By Sam Dragga, Editor
This issue of Technical Communication includes the winning illustration in the journal’s inaugural cover competition. Impressive, don’t you think?
Responding to a call for illustrations that address “The Future of Technical Communication,” a wide array of graphic artists, working individually and collaboratively, in academic and industry environments, submitted a total of 35 illustrations. A five-member international jury reviewed the entries and identified the winner and four honorable mentions (see following pages). I think the addition to the journal of this new section allows us to seize the creative opportunity of a cover that changes with each issue as well as to emphasize the capacity of visual communication to inspire critical thinking and influence research. The five illustrations in this issue offer us a splendid initiation and establish a high standard for all following competitions. (The competition for the May 2016 issue closed on January 1, and the competition for August 2016 is in progress.)
In addition, three important articles grace this issue. While the cover offers a vision of the evolving field of technical communication, Mats Broberg chronicles a lively history with a documentation management system in “A Decade of XML—And A New Procurement and Lessons Learned”—a continuation of his 2004 article in this journal, “A Successful Documentation Management System Using XML” (51.4: 537–546). Broberg’s article makes clear that a universal verity applies also to us as technical communicators: knowing where we’re going is contingent on realizing—as precisely as possible—where we’ve been.
The field of technical communication, however, has always been receptive to continuing challenges to existing practice—a trait that keeps us poised and vigorous. In “Structured Authoring without XML: Evaluating Lightweight DITA for Technical Documentation,” Carlos Evia and Michael Priestley propose a new direction for the field. Theirs is a feasibility study of using HDITA (i.e., a lightweight version of DITA using HTML5 tags and attributes) to simplify the authoring process for technical documentation. Evia and Priestley test their hypothesis on a class of student writers and report positive findings, both in attitudes about HDITA and in evaluation of the projects created using it.
The field of technical communication is also making progress in the direction of greater dexterity with intercultural communication and greater sensitivity to linguistic, economic, social, and religious diversity. In periods of rising international tensions and anxieties driven by wars, terrorist activity, migrations, famines, droughts, and climate change, technical communicators might exemplify how to cultivate judicious inquiry and compose lucid information on a foundation of scientific evidence and humanitarian principles. Josephine Walwema’s “Tailoring Information and Communication Design to Diverse International and Intercultural Audiences: How Culturally Sensitive ICD Improves Online Market Penetration” guides us in that direction. Examining the Souq.com shopping website (headquartered in the United Arab Emirates), Walwema discovers that the universal principles of Information and Communication Design (ICD) offer a noteworthy but insufficient basis for creating information suited to local users. Knowledge of indigenous traditions and practices also is key to effective technical communication.

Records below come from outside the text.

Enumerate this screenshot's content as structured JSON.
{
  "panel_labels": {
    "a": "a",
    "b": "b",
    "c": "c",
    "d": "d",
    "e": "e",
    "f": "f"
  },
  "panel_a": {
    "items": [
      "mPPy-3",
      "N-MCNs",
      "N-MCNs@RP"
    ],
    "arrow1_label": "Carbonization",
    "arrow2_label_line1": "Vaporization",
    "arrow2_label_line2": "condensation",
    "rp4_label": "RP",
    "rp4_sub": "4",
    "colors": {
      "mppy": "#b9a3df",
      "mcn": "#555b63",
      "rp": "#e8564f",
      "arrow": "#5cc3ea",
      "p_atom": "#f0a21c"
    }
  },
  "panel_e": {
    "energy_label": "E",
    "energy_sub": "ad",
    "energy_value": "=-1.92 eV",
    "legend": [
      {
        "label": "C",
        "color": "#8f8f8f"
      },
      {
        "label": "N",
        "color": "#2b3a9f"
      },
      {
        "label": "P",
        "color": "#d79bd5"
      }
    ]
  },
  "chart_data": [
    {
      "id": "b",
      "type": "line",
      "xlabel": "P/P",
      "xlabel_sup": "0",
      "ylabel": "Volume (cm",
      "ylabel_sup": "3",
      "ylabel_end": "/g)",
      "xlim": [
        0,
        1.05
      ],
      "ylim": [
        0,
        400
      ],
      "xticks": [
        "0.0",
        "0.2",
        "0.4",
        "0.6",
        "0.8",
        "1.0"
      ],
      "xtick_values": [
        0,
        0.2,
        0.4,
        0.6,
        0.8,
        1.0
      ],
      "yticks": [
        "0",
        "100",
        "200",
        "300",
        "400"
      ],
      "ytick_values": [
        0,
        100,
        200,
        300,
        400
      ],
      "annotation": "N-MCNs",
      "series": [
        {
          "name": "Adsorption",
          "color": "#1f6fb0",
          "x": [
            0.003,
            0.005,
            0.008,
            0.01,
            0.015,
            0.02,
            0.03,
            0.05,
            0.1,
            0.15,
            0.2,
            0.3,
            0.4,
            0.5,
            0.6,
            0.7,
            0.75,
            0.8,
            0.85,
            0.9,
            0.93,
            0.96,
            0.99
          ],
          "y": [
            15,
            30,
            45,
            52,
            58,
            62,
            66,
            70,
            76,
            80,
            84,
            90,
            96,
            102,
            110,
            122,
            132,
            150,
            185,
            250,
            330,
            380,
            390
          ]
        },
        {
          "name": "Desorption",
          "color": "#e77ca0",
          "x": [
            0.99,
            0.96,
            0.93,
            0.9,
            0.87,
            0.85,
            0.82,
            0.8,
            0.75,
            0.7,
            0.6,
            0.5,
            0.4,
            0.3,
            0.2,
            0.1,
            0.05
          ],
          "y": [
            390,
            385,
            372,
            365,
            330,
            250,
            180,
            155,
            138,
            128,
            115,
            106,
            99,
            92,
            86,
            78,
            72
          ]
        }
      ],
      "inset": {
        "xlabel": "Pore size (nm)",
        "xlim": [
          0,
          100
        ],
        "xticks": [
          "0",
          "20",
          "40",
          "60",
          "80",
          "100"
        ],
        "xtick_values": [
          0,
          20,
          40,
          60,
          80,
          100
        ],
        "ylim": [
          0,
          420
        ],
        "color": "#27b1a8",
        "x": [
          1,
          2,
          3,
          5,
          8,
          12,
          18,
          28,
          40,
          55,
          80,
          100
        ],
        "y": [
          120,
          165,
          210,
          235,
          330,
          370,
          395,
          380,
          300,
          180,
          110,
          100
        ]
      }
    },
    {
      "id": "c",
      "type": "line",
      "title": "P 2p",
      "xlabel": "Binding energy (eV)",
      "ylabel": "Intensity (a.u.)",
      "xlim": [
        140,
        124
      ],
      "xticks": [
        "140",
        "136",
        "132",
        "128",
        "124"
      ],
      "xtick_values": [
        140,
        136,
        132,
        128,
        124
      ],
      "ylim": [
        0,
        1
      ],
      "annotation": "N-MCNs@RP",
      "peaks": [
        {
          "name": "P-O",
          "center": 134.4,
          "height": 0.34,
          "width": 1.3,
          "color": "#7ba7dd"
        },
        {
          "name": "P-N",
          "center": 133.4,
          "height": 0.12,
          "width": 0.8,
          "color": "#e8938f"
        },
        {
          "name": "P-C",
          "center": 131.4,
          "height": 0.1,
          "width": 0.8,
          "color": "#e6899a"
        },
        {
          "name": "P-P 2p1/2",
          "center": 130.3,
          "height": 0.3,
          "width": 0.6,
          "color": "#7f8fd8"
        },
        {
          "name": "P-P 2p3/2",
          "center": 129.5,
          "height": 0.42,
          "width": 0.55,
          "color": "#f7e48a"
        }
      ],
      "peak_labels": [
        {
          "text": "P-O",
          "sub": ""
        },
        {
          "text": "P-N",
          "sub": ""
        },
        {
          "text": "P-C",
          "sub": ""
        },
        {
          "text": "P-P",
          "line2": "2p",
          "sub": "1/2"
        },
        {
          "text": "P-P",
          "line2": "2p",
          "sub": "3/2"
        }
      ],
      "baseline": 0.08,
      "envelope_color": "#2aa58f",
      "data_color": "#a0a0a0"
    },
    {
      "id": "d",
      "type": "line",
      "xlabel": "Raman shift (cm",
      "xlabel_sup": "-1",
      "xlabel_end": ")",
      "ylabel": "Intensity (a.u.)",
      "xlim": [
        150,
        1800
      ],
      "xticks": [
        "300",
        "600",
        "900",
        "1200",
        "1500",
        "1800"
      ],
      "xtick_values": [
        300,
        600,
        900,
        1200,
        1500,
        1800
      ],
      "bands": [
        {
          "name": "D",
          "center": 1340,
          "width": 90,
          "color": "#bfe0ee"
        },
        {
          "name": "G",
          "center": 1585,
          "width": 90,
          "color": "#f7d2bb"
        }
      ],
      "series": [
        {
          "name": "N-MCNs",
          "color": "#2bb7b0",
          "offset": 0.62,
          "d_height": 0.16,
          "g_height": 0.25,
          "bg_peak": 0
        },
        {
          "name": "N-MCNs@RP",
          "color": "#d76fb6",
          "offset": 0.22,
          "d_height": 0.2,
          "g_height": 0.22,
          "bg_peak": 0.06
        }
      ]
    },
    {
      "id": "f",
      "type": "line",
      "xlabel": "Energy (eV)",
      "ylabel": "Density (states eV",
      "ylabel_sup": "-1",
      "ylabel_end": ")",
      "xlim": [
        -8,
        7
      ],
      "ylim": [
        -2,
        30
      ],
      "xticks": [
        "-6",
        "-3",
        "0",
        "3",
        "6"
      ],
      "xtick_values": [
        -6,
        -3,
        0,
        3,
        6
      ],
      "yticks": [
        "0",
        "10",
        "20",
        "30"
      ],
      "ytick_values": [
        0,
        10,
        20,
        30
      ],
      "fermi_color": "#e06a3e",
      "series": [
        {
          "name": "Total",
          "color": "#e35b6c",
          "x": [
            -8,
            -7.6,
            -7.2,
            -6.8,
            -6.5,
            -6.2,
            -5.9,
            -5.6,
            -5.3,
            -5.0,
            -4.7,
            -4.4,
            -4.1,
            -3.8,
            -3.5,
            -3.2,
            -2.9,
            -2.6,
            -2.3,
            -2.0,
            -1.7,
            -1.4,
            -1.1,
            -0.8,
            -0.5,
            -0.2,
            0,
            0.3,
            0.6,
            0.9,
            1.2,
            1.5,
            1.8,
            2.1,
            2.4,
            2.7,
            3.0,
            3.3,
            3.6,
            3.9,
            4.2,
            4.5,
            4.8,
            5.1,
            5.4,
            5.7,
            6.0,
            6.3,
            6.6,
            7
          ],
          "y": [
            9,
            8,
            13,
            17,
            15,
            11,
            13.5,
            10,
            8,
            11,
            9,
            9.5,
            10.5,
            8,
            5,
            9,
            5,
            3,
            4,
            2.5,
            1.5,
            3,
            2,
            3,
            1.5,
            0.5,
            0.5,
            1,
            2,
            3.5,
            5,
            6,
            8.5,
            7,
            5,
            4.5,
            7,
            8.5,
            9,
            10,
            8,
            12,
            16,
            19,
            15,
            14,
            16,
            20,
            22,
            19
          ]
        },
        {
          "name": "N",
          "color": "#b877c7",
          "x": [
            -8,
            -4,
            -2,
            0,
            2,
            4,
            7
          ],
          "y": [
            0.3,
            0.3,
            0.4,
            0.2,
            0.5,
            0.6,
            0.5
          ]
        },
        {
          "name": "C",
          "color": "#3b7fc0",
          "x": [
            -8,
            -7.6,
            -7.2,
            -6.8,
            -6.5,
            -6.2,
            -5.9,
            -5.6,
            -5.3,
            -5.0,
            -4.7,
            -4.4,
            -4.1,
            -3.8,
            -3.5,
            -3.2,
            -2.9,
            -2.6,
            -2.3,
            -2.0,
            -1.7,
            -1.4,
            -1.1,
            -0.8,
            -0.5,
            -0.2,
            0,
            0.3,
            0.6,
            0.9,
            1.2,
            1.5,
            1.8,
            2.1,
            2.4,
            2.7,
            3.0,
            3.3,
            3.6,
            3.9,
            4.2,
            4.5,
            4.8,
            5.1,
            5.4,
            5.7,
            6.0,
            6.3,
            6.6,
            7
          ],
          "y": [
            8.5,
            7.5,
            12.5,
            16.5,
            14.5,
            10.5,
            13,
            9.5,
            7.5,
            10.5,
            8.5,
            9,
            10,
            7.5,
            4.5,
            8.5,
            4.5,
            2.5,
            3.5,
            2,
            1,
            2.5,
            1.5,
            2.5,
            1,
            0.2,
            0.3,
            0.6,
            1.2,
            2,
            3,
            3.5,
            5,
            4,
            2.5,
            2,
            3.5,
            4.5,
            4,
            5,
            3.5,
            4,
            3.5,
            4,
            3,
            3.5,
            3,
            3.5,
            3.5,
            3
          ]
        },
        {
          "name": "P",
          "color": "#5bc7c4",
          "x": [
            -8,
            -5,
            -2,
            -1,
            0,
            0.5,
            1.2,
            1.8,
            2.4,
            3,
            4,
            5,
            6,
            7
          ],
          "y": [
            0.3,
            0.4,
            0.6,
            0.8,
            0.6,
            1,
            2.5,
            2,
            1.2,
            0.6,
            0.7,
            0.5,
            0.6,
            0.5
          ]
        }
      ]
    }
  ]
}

The issues addressed in research journals, however, are typically researcher-initiated: that is, motivated by the academic or industry objectives of the researcher. Could we also consider as a potential new direction the opportunity for subscriber-initiated research? What are research questions you would appreciate getting answers to? What are the research projects that you have neither the time nor the resources to address but that you believe are important for the field to investigate? What are the research articles you would appreciate finding in this journal? And would researchers pick up the projects that subscribers propose?
For example, every public university in Texas has been developing a policy to regulate the carrying of concealed weapons on campus. (A new Texas law dictating that public universities must allow this concealed carry of weapons takes effect on August 1 of this year.) This extraordinary and simultaneous effort by multiple institutions—each devising regulations tailored to its unique environment, population, and safety considerations—offers a singular opportunity to examine how policy is generated. I would genuinely appreciate a thoroughgoing comparative analysis of the university policies that have been written on this subject, especially regarding who participated in the writing of the policies. Were technical communicators engaged in this effort? I think the inclusion or exclusion of technical communicators in the writing of policies with life-or-death implications might be a salient indicator of the visibility (or invisibility) of the field as a vital contributor to the administration of academic institutions. And at least two related questions deserve answers: 1) How does this inclusion/exclusion correlate with policies that students, faculty, and staff judge easy-to-read and easy-to-understand versus complicated and confusing? and 2) Does inclusion of technical communicators lead to more or less cooperation with policies by students, faculty, and staff of the university? (I would also appreciate studies assessing the ethics and efficacy of concealed-carry practices or the academic impact of allowing weapons in classrooms, but each is likely a topic for a different research journal.)
This is my list of desired research projects. What’s yours?